Why does my child learn so many ways to ‘do’ maths?

This is a topic that creates quite interesting conversations, but the answer, quite simply is this - there is no such thing as ‘just one way’. Let me explain.

Jo Boaler is a British education author and Professor of mathematics education at the Stanford Graduate School of Education. She is also the co-founder of youcubed, and her latest book, Math-ish, has been a real page turner for me.

Boaler starts by writing about a dinner party she attended where one member of the group shared “his many achievements in mathematics in school and in college.”

She knew that “those who had achieved highly are usually the ones believing nothing should change [in schools and with the way maths is taught]. In their minds, maths is hard, and they had just showed their brilliance by achieving at high levels.”

So, she explained to him that “neuroscientists have given us insights into how our brains process mathematics—and how important it is that we activate different parts of the brain in our mathematical thinking, particularly the visual pathways.”

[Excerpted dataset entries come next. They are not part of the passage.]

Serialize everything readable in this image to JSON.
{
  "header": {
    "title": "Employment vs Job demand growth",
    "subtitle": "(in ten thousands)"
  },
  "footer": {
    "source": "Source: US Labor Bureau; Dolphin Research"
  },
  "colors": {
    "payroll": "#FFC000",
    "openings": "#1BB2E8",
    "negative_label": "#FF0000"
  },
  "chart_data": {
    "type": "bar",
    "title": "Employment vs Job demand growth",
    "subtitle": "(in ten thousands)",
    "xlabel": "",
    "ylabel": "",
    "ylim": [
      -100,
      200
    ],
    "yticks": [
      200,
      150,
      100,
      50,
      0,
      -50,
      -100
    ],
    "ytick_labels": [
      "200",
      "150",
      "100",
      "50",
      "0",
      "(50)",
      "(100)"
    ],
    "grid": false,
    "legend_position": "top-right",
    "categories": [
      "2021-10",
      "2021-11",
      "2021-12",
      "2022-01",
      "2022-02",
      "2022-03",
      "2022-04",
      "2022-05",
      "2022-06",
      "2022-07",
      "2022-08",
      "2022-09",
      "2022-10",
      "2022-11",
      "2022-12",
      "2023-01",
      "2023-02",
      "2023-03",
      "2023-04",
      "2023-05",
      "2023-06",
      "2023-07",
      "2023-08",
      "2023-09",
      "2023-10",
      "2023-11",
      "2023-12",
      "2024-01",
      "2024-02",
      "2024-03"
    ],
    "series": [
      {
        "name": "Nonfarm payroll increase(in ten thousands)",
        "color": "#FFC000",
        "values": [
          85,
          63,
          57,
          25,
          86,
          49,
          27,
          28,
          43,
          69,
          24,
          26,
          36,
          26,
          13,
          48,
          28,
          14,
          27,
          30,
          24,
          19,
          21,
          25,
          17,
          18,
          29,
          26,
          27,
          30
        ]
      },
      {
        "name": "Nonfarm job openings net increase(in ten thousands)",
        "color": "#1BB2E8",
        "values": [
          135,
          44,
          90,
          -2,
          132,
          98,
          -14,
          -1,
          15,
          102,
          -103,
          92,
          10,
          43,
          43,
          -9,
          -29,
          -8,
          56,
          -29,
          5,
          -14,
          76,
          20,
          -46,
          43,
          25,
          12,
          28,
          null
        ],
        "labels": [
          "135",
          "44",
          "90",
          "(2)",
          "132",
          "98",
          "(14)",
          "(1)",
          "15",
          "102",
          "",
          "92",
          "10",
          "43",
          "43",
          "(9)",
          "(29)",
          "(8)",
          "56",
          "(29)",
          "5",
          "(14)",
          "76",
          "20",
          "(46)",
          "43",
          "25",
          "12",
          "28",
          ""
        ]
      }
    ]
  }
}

She gave an example, and all at the table saw the increasing pattern in a different way. The gentleman was astounded as “it had never occurred to him that there was more than one way of seeing something mathematical.”

When students only encounter the numerical version of a question, or stare at tables of numbers to ‘see’ patterns, for example, they may come up with an answer, but they have no idea why it works, or how to use the pattern to find the next number, or any number, in the sequence.

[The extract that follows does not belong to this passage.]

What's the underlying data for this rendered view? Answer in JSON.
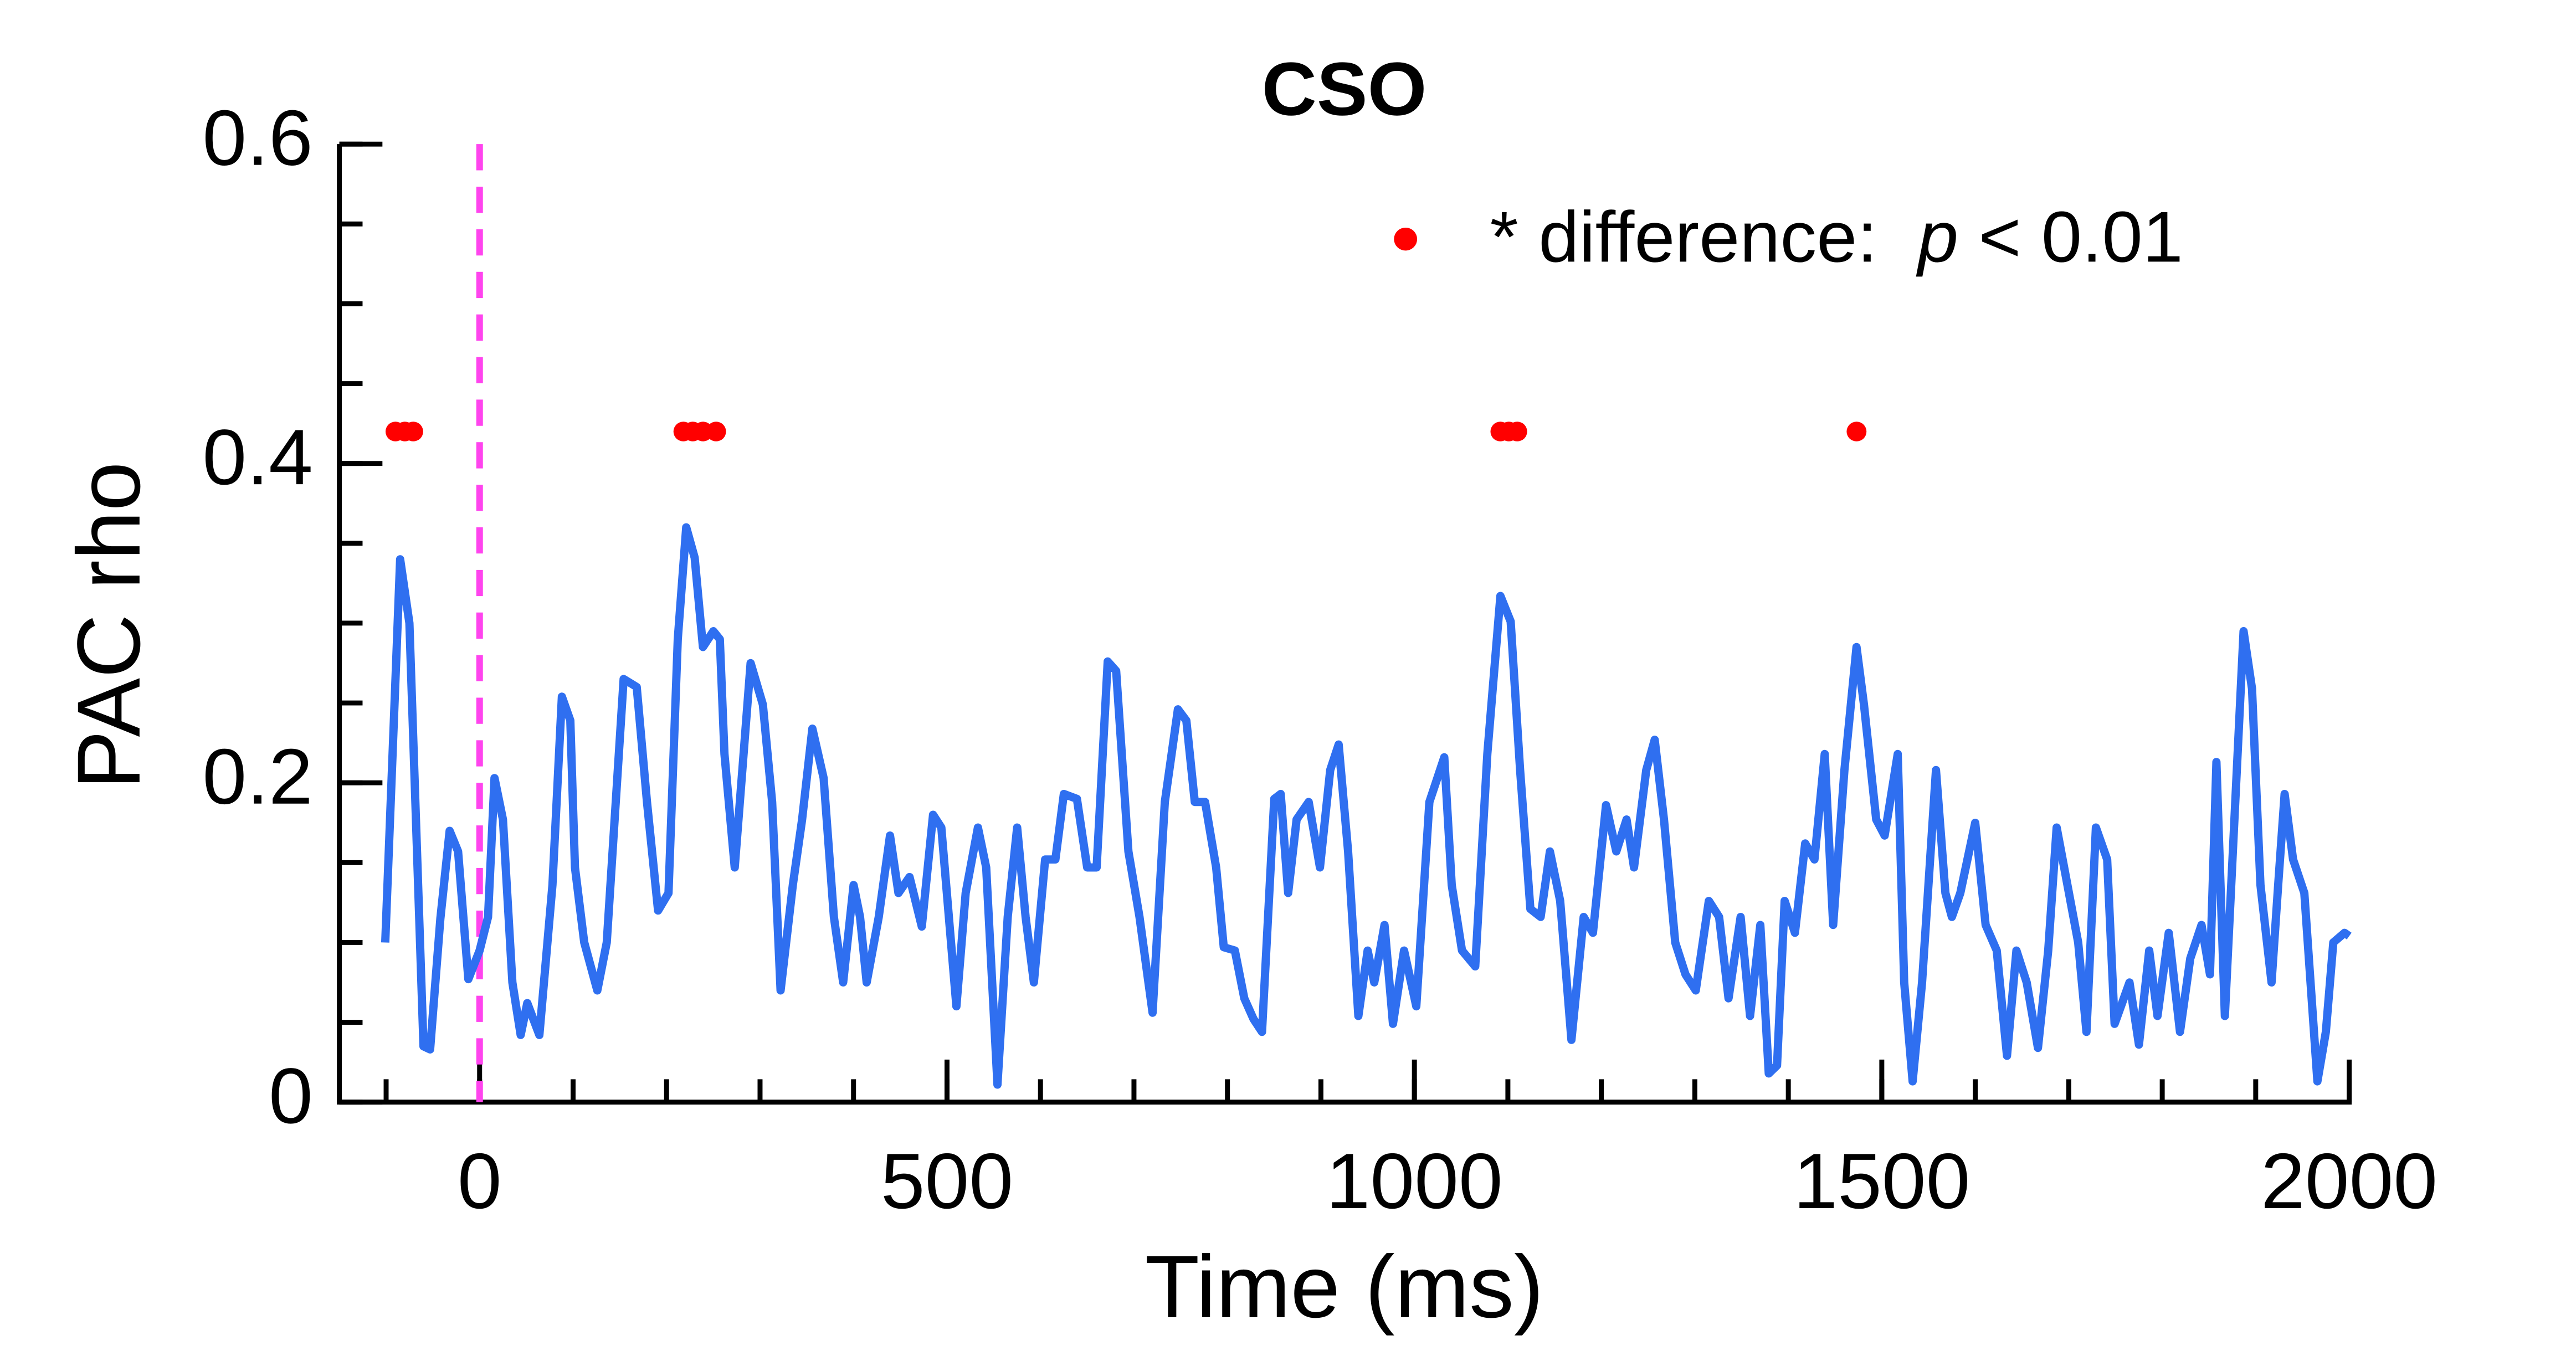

When we ask them to describe how they see something, they begin to understand on a deeper level, and they begin to appreciate that there are lots of ways of describing what they see.  

This is the beauty of primary school maths. Your child gets the chance to engage in conversations with people who see maths differently…and that’s great!

The more we talk about the maths that surrounds us in nature, architecture, art … the more we allow our children to ‘see’ maths their way, but also to appreciate that there is not only one way.

Maths should be something to spark curiosity, wonder, and deep conversations, not fear and loathing. As Boaler writes, “when mathematics is embraced as a subject that can be seen and solved differently, it leads to higher achievement and greater motivation and enjoyment.”

I couldn’t agree more.

Allowing our children to use a method that is understood by them is going to give them opportunities to think positively about maths and their ability to ‘do’ maths. Forcing them into a method that they don’t understand, will add to the negative thoughts and feelings they have around maths and their maths ability.

Over time, they may come to use ‘your’ strategy, but they may not. I know of an adult who openly admits to struggling with learning the 8x tables as a child, so he used (and still uses) his 5x and 3x and combines the totals. He devised a way to problem solve the problem he had. He thought about it in a more flexible way, which was efficient for him.

Your child is taught to appreciate this same type of flexible thinking. They learn a range of strategies, a ‘toolbox’ of sorts, so rather than just giving up, they know they can look at the ‘problem’ in different ways, to see a way that could work, to find a way that makes sense, as well as seeing the other ways that it could be solved.

The joy that this flexibility sparks is visible - wide, smiling eyes, big grins, high-fives, hugs, squeals of delight… Suddenly, what seemed impossible, is actually possible, and the belief in themselves as mathematicians is evident, which then gives them the confidence to persevere the next time …

And I think that is exciting … so let’s get started!

(Boaler, J. Math-ish, HarperCollins Publishers, Sydney, p10, 12 and 13)